Configure data sources for knowledge bases
Your knowledge base is only as good as the data it contains. Foundry IQ lets you connect to multiple data sources, enabling your AI agent to access the information it needs to answer questions accurately. You configure these sources when you set up your knowledge base, ensuring your agent has the right context for your specific use case.
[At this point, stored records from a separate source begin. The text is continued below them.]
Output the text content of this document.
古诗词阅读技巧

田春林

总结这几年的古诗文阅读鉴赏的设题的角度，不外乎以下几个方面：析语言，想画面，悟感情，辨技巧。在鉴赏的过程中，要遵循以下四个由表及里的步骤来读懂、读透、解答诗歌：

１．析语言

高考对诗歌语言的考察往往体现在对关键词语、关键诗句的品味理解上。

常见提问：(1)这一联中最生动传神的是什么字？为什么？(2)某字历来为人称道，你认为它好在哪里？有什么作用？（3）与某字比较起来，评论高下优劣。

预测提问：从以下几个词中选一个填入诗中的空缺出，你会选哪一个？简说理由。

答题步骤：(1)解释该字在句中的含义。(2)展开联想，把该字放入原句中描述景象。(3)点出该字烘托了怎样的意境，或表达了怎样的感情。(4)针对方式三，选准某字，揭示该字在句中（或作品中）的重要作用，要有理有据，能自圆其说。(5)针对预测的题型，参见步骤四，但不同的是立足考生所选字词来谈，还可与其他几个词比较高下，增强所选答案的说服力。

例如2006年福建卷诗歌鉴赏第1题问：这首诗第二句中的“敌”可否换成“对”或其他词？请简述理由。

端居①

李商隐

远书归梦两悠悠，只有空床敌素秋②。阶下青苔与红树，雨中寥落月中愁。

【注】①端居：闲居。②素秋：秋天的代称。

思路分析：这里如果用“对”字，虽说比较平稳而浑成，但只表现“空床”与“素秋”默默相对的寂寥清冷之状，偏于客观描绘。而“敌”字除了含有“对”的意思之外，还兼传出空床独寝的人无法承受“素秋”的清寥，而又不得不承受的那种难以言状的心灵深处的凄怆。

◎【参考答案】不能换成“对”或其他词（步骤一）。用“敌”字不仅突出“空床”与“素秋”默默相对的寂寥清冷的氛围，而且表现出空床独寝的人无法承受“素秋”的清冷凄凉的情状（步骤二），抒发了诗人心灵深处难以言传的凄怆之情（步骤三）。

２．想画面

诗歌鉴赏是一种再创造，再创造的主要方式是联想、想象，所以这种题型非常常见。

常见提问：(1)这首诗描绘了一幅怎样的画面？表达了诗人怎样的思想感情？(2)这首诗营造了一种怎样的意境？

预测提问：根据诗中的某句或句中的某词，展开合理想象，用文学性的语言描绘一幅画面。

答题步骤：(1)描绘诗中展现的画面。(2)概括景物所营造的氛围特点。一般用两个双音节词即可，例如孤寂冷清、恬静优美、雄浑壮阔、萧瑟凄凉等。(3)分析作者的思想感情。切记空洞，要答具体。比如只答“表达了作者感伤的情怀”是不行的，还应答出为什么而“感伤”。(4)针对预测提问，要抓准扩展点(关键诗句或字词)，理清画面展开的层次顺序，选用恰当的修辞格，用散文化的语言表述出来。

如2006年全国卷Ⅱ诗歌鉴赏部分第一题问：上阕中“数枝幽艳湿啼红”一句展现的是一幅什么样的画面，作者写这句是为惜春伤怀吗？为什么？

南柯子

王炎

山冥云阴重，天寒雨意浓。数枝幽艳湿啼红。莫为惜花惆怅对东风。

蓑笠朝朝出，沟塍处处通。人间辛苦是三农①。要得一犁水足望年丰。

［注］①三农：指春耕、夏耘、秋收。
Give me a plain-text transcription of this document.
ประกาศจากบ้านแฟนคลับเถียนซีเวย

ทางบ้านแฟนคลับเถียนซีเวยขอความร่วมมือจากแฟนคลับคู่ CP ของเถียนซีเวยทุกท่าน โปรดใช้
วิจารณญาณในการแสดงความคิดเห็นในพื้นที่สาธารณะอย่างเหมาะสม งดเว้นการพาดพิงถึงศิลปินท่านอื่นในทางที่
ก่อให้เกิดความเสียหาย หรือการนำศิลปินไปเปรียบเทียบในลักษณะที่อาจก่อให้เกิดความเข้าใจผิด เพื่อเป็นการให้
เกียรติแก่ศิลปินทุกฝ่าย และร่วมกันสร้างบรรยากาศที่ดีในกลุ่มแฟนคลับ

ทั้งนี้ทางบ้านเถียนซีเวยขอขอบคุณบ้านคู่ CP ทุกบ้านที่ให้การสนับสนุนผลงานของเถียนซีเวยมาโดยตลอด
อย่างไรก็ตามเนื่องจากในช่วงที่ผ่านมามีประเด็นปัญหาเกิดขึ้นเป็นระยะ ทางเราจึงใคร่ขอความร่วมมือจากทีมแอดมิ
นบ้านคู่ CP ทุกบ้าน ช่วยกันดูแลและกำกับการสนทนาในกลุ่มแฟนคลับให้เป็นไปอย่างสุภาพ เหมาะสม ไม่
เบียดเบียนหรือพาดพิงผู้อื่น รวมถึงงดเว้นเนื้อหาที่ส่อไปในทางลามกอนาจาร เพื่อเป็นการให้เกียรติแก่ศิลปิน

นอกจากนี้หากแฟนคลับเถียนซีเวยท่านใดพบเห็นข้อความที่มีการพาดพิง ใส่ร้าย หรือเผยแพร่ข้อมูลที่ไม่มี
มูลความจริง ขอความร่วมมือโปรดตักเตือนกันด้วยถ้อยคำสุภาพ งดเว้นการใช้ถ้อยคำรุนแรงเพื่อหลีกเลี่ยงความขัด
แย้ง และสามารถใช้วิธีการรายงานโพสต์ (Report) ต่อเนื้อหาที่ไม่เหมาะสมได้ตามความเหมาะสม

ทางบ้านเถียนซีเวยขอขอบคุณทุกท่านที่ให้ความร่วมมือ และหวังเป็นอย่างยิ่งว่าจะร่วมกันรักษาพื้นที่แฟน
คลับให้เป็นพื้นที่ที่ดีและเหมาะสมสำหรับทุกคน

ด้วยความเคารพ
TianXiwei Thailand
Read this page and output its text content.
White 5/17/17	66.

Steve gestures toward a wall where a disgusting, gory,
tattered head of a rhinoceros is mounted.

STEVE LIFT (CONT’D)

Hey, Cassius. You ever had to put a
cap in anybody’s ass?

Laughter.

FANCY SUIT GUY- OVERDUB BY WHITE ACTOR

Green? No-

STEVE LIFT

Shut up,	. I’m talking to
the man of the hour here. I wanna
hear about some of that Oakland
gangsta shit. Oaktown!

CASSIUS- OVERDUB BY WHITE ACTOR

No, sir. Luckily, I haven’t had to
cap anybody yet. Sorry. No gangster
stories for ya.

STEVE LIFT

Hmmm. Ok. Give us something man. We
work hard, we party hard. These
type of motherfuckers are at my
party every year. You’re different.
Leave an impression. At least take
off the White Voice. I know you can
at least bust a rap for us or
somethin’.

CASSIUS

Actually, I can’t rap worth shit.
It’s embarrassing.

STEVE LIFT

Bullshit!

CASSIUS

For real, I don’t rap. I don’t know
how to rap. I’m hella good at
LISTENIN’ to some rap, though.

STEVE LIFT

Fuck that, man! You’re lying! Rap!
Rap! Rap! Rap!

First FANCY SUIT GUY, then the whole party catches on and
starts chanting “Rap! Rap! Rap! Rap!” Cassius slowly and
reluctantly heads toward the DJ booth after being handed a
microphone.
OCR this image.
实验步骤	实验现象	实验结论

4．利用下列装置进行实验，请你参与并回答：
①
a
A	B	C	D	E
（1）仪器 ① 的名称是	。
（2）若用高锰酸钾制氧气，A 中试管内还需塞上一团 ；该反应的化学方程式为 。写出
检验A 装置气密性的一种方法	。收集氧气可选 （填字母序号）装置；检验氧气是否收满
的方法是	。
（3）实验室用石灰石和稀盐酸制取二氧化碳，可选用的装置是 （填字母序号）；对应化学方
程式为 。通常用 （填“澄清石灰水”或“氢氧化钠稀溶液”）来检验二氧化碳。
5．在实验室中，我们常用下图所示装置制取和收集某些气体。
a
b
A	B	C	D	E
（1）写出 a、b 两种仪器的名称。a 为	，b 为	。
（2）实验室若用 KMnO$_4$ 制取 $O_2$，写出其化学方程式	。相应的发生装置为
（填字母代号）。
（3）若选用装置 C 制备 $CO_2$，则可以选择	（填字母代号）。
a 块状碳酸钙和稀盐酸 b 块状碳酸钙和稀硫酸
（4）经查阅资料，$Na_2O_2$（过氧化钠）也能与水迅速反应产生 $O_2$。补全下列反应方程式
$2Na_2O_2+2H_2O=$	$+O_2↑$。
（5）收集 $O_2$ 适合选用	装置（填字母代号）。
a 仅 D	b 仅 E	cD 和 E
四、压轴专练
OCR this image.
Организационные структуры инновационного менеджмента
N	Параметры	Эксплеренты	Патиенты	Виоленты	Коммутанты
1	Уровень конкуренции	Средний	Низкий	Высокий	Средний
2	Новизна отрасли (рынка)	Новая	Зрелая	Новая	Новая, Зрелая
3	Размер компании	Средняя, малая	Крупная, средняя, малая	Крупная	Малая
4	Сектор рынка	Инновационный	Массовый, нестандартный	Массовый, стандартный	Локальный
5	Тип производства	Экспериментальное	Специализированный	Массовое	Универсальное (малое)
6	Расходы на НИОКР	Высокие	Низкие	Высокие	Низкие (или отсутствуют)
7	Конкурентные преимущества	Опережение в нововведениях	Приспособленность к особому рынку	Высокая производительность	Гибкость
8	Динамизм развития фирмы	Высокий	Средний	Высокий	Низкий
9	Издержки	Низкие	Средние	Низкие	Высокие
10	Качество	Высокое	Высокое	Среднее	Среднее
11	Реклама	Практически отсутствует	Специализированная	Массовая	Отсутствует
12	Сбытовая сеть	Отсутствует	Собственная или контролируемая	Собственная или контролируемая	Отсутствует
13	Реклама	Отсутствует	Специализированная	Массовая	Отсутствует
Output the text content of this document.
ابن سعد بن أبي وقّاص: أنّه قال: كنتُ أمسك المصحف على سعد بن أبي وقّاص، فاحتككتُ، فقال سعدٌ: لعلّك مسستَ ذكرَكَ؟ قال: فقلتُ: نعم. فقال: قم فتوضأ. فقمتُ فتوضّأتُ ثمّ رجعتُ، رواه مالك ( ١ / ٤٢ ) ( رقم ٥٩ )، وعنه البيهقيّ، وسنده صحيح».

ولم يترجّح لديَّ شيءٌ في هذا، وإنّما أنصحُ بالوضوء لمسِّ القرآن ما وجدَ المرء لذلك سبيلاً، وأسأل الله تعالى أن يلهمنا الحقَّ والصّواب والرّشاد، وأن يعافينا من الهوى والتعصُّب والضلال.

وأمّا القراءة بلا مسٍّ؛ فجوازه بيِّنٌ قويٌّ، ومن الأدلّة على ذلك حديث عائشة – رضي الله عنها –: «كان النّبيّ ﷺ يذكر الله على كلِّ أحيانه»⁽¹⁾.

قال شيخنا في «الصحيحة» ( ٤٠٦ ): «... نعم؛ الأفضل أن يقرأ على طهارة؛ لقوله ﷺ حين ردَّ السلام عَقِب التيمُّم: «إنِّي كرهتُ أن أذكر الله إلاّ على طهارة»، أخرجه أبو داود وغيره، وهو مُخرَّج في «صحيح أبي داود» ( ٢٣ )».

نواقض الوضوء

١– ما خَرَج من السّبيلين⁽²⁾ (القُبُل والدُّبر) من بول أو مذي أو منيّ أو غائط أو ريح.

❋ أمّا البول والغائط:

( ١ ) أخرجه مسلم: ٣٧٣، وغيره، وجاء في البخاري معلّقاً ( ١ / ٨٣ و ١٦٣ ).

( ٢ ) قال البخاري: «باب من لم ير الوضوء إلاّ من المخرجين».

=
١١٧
Understanding which data source to use depends on where your data lives and how you need to access it. Foundry IQ supports six primary data source types:
| Data Source | Access Type | Best For |
|---|---|---|
| Azure AI Search Index | Indexed | Enterprise search with custom pipelines |
| Azure Blob Storage | Direct | Document files in Azure Storage |
| Web | Real-time | Current, public information via Bing |
| SharePoint (Remote) | Real-time | Live SharePoint content with Microsoft 365 governance |
| SharePoint (Indexed) | Indexed | Advanced search on SharePoint with custom pipelines |
| OneLake | Direct | Unstructured data in Microsoft Fabric |
With real-time sources, you get current information. With internal data sources like SharePoint or OneLake, you maintain security and governance while giving your agent access to proprietary knowledge.
Azure AI Search Index
Azure AI Search Index provides enterprise-scale search capabilities for your Foundry IQ knowledge base. This option is ideal when you already invested in Azure AI Search and want to use existing search indexes.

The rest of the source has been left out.